Let's work with a new remote function. Previously, our `expensive` and `expensive_task` functions returned tuples that included time durations. Obviously the durations were useful for understanding how long the functions took to execute. Now, it will be more convenient to not return "metadata" like this, but just data values that we care about, because we are going to pass them to other functions. 

Hence, we'll define _dependency_ relationships between tasks. We'll learn how Ray handles these dependent, asynchronous computations.

So, let's define a task to return a random NumPy array of some size `n`. As before, we'll add a sleep time, one tenth the size of `n`:

In [5]:
@ray.remote
def make_array(n):
    time.sleep(n/10.0)
    return np.random.standard_normal(n)

Now define a task that can add two NumPy arrays together.

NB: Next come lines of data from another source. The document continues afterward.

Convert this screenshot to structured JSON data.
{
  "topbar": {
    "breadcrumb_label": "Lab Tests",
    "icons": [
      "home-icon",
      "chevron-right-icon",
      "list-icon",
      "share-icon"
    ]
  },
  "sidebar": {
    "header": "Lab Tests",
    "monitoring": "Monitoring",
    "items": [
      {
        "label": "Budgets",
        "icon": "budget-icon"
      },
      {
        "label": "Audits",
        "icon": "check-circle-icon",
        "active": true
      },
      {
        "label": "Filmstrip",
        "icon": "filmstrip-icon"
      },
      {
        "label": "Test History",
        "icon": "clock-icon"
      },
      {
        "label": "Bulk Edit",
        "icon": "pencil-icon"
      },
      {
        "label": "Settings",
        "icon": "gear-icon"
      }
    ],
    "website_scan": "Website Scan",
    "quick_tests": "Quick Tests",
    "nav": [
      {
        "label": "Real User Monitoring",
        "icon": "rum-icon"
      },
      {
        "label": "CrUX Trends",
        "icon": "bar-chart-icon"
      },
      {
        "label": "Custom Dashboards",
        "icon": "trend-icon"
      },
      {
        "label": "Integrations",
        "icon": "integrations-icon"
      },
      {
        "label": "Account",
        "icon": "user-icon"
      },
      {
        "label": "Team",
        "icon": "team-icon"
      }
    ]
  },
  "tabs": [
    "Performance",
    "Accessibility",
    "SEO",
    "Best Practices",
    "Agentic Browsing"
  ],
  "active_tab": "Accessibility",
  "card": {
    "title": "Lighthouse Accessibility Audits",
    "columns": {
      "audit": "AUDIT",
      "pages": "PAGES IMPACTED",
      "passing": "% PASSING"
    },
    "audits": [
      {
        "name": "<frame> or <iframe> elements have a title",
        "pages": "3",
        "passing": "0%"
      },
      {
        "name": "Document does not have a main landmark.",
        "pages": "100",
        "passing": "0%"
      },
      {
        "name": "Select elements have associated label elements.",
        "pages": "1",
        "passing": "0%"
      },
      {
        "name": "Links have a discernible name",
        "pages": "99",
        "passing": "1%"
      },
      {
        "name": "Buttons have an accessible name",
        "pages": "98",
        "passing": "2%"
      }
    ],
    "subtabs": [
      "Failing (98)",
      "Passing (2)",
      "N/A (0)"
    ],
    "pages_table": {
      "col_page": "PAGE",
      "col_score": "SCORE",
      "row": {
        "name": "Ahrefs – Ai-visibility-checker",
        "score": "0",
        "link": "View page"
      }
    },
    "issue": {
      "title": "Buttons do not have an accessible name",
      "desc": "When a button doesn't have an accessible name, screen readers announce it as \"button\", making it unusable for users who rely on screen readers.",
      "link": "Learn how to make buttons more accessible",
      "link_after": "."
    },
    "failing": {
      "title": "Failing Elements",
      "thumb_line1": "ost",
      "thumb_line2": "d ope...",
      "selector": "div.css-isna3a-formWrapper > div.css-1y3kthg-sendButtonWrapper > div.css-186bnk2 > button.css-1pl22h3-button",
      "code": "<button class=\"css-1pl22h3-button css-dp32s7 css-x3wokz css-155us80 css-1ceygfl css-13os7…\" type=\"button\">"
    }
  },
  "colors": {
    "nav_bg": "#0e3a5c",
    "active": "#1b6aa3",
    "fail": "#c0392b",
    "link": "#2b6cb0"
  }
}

The arrays need to be the same size, but we'll ignore any checking for this requirement.

In [6]:
@ray.remote
def add_arrays(a1, a2):
    time.sleep(a1.size/10.0)
    return np.add(a1, a2)

Now lets use them!

In [7]:
start = time.time()
id1 = make_array.remote(20)
id2 = make_array.remote(20)
id3 = add_arrays.remote(id1, id2)
print(ray.get(id3))
pd(time.time() - start, prefix="Total time:")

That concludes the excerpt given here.